Nearly a year after a Libyan militia announced it had set free the son and heir apparent of slain former ruler Muammar Qaddafi, the fate of Seif Al-Islam remains a mystery.
His reported release from detention by the Abu Bakr Al-Sadiq Brigade which once controlled the town of Zintan in Western Libya has never been confirmed and has fueled wild rumors.
While some insist he is still somewhere in Zintan, others claim Seif is dead.
One thing is certain, however: He has not been seen or heard of since June 2014 when he appeared via video from Zintan during his trial by a Tripoli court.
And now Seif is back in the news, after former French President Nicolas Sarkozy was charged in Paris with financing his 2007 election campaign with money from Qaddafi.
In a 2011 interview with the Euronews television network, Seif said Sarkozy must “give back the money he took from Libya to finance his electoral campaign.”
Seif Al-Islam was captured by the Zintan-based militia in November 2011, days after Qaddafi was killed in a NATO-backed uprising against his decades-old rule.
The International Criminal Court (ICC) is in a legal tug-of-war with Libyan authorities to transfer Seif to The Hague, where he is wanted for crimes against humanity including murder.
But in July 2015, a Tripoli court sentenced the now 45-year-old to death in absentia along with eight other Al-Qaddafi-era figures.
According to several Libyan sources, and diplomats, Seif has not left Zintan, a largely tribal town 170 km southwest of Tripoli and one of the cradles of the 2011 uprising.
But is he a prisoner? No one in Zintan, a town of 40,000 inhabitants, is willing to give a clear answer.
“Yes. He is still a prisoner,” Mokhtar Al-Akhdar, a member of Zintan’s military council which groups the town’s key militias, said categorically when asked about Seif.
“Even if he is not a prisoner, he is wanted by the ICC … and he has nowhere to go,” he quickly added, throwing more doubt on Seif’s fate.
Chaaban Al-Marhani, one of the town’s tribal leaders, also provided a confusing account of Seif’s whereabouts.
“He is here (in Zintan) and his is a prisoner but his fate in not in the hands of Zintan.”
A member of the security services, speaking on condition of anonymity, added to the confusion. “In any case Seif Al-Islam was never really a prisoner in the full meaning of the word. Ever since his arrest he has been under home arrest … not in a prison,” he said.
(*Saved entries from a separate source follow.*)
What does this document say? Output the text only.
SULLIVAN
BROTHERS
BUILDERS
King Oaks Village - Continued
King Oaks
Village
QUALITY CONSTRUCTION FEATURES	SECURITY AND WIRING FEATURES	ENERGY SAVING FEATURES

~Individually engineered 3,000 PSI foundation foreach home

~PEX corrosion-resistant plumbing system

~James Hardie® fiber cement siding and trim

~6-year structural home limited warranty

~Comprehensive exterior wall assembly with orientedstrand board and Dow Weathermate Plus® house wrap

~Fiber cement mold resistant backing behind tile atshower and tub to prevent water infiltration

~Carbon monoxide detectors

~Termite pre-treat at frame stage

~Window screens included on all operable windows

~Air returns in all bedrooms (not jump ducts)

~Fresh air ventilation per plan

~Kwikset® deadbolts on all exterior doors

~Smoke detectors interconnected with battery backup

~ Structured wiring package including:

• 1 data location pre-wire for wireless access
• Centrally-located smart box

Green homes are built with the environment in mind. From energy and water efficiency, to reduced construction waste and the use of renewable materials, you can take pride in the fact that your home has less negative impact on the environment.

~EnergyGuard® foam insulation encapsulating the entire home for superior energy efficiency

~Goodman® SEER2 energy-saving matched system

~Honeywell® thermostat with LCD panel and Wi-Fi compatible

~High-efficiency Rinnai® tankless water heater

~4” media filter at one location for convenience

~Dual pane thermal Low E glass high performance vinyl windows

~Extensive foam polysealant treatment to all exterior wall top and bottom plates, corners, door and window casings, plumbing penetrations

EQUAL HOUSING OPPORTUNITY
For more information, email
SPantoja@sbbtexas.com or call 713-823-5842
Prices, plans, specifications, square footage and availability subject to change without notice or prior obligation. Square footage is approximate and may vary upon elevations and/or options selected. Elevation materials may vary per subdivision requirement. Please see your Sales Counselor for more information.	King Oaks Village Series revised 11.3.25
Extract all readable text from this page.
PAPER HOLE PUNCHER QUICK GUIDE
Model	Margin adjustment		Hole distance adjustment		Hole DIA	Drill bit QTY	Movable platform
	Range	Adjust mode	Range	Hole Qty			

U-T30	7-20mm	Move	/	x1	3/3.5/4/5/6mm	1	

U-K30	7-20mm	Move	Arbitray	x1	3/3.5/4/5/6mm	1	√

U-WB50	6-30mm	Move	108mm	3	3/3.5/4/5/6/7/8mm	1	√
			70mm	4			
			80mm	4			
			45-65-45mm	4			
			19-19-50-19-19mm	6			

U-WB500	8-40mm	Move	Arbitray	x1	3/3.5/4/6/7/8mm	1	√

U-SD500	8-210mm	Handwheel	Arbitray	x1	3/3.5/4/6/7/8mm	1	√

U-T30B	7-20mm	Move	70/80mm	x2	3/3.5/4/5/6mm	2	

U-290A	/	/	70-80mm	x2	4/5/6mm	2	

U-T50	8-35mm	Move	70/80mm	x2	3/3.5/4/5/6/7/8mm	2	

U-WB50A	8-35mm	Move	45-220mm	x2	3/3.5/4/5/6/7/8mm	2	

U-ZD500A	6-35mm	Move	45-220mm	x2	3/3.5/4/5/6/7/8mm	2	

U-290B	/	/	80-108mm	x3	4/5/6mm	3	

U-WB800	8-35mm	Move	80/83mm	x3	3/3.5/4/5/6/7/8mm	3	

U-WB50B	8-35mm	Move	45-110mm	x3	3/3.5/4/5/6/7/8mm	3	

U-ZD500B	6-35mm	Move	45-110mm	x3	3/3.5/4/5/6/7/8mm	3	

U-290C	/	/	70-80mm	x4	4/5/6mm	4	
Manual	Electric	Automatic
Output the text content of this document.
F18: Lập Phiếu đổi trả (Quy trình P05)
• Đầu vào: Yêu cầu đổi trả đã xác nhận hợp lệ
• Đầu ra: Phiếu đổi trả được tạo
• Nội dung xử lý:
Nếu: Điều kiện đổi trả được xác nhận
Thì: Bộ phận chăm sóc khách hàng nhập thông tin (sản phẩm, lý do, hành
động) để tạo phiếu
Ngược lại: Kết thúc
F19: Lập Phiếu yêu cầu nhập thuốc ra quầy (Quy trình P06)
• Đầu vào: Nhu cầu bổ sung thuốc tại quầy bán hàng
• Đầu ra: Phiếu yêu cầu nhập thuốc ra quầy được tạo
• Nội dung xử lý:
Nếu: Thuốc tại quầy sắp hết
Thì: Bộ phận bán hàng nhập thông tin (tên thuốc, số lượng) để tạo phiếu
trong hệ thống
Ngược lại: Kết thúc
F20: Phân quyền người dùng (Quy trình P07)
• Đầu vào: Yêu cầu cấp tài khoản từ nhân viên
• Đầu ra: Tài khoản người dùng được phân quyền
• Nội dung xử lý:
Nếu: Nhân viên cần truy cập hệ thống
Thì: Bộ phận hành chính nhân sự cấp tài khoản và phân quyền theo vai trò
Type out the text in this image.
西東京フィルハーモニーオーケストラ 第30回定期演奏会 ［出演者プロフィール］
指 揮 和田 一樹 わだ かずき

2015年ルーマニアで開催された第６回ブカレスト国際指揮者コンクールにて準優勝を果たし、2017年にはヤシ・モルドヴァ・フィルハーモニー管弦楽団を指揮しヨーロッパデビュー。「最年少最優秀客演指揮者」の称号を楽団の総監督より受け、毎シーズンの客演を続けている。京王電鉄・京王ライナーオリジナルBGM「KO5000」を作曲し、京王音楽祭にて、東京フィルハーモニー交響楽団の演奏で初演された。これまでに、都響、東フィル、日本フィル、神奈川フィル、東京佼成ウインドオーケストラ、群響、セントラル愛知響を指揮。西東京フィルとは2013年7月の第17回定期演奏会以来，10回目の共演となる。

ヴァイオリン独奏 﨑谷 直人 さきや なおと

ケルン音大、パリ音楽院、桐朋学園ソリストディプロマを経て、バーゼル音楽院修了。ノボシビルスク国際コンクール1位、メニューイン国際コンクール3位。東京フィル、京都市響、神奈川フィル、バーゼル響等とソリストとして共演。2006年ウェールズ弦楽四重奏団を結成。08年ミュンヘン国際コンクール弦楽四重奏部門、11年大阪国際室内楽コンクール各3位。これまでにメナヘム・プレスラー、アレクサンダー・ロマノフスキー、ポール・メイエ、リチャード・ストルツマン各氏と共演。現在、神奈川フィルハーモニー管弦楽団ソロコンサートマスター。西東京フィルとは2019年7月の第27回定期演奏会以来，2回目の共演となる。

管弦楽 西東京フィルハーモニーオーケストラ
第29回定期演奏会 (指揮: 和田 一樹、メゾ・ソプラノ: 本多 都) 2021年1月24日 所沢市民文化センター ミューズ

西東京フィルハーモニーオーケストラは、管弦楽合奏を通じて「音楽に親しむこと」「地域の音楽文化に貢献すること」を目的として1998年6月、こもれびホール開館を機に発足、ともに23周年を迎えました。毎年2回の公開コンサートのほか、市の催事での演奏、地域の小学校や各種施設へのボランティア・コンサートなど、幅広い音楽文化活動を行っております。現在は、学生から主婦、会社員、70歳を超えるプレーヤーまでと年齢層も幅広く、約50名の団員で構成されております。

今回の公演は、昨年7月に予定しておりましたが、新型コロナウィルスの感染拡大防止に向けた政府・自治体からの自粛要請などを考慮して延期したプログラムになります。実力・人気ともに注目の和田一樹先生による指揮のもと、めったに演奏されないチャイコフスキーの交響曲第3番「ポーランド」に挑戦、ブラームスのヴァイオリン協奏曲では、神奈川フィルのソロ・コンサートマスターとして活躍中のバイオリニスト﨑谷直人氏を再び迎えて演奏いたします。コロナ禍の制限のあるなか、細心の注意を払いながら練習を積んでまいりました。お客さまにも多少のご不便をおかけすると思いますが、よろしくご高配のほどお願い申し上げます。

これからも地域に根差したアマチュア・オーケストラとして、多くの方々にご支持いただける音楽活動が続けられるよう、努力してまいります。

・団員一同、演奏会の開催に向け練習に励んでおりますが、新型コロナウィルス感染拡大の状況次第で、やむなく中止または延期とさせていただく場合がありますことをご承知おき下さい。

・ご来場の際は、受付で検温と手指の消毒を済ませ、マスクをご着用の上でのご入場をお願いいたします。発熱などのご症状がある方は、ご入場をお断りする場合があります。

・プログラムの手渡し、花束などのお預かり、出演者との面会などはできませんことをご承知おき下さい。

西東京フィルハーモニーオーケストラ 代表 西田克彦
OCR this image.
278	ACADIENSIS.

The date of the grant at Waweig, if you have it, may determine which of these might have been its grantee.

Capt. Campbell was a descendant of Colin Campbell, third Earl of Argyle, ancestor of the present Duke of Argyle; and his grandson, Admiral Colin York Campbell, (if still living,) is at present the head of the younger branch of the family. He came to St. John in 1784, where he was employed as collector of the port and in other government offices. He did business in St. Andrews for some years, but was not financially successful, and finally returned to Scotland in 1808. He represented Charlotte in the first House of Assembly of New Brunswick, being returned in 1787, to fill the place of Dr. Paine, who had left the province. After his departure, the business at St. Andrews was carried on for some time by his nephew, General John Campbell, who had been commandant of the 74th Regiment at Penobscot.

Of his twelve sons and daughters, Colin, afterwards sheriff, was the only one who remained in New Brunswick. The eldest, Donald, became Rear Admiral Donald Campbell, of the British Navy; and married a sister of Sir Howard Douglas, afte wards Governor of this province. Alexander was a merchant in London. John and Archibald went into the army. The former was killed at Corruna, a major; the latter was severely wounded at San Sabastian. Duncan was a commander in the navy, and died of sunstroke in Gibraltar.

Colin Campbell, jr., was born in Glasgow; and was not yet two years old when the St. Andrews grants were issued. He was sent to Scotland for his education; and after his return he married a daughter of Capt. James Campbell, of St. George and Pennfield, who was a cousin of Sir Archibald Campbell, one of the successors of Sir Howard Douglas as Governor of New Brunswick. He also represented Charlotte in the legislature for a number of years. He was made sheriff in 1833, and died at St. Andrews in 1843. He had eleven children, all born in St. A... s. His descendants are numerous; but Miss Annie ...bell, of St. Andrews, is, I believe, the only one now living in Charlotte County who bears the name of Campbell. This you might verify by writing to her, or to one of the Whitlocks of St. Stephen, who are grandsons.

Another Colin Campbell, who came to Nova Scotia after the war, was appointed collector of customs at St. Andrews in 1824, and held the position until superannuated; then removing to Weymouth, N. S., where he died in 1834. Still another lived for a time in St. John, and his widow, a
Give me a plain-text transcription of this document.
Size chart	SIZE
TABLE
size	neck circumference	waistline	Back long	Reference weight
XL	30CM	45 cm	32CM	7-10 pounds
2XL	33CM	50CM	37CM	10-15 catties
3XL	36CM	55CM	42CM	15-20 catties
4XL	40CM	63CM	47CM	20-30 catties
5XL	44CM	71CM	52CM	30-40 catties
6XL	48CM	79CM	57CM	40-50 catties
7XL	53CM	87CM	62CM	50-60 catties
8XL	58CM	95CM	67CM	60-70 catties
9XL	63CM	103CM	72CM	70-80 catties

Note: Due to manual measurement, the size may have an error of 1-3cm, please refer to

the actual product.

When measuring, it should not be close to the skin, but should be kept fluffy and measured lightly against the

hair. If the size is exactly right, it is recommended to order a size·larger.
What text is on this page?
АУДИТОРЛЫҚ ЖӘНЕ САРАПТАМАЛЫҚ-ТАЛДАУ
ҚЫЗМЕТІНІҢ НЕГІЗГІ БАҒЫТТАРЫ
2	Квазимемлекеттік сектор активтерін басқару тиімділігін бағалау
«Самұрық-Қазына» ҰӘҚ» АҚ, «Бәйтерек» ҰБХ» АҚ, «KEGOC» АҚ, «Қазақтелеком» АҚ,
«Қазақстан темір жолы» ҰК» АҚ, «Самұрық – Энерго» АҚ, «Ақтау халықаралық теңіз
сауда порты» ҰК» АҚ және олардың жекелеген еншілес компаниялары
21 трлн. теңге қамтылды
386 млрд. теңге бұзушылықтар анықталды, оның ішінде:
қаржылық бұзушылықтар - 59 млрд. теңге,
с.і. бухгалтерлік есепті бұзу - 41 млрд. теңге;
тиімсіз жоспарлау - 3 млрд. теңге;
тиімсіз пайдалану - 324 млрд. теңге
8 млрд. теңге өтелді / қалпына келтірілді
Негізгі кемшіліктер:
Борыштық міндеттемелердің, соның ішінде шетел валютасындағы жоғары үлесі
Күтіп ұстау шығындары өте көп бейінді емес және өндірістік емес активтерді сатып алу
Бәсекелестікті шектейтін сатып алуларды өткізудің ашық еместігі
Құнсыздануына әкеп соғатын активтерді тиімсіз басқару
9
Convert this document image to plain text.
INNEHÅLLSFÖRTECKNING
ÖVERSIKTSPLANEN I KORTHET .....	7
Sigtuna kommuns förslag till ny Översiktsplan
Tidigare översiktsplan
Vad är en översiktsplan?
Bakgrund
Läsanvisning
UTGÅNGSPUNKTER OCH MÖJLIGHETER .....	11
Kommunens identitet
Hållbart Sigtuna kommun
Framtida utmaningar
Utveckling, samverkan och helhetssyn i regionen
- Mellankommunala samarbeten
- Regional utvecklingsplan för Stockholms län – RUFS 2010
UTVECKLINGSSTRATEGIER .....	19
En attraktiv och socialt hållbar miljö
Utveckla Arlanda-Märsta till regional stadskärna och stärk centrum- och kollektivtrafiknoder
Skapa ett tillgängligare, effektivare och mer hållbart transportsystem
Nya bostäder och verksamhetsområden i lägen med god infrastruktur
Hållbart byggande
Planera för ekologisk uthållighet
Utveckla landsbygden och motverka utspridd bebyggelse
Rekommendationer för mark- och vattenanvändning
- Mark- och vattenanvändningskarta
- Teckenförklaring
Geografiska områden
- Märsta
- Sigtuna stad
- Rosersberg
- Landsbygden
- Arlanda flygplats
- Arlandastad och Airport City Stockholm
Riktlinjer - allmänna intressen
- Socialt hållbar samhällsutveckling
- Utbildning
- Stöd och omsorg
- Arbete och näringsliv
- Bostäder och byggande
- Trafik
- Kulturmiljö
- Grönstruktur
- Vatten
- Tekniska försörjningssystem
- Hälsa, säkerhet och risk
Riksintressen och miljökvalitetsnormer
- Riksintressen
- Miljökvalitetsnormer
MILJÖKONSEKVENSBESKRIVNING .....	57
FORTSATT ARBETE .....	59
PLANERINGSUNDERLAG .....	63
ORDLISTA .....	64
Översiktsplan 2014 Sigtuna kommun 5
The Abu Bakr Al-Sadiq Brigade which captured him more than six years ago had repeatedly refused to hand Seif over to authorities in Tripoli or the ICC.
The group said it released him in June 2017 as part of a general amnesty decreed by a Parliament based in eastern Libya but legal experts said Seif was not included in the amnesty.
The militia — which Zintan residents say was disbanded nearly a year ago — failed to persuade anyone when it announced his release a year ago because it had also reported setting him free a few months earlier.
Omar Gaith, a member of Parliament from Zintan, said he “cannot confirm or deny the liberation of Seif.”
“Seif Al-Islam is considered a criminal and a fugitive. If he is arrested he will be put on trial again,” he said.
The Tripoli court sentenced Seif to death, along with other Qaddafi-era officials, for crimes, including murder and complicity to incite rape during the 2011 uprising — a verdict criticized by the UN and human rights groups.
Due to the nature of these crimes “he can not benefit from any amnesty,” said the office of the prosecutor general in Tripoli.
The ICC prosecutor was not available for comment on Seif’s fate.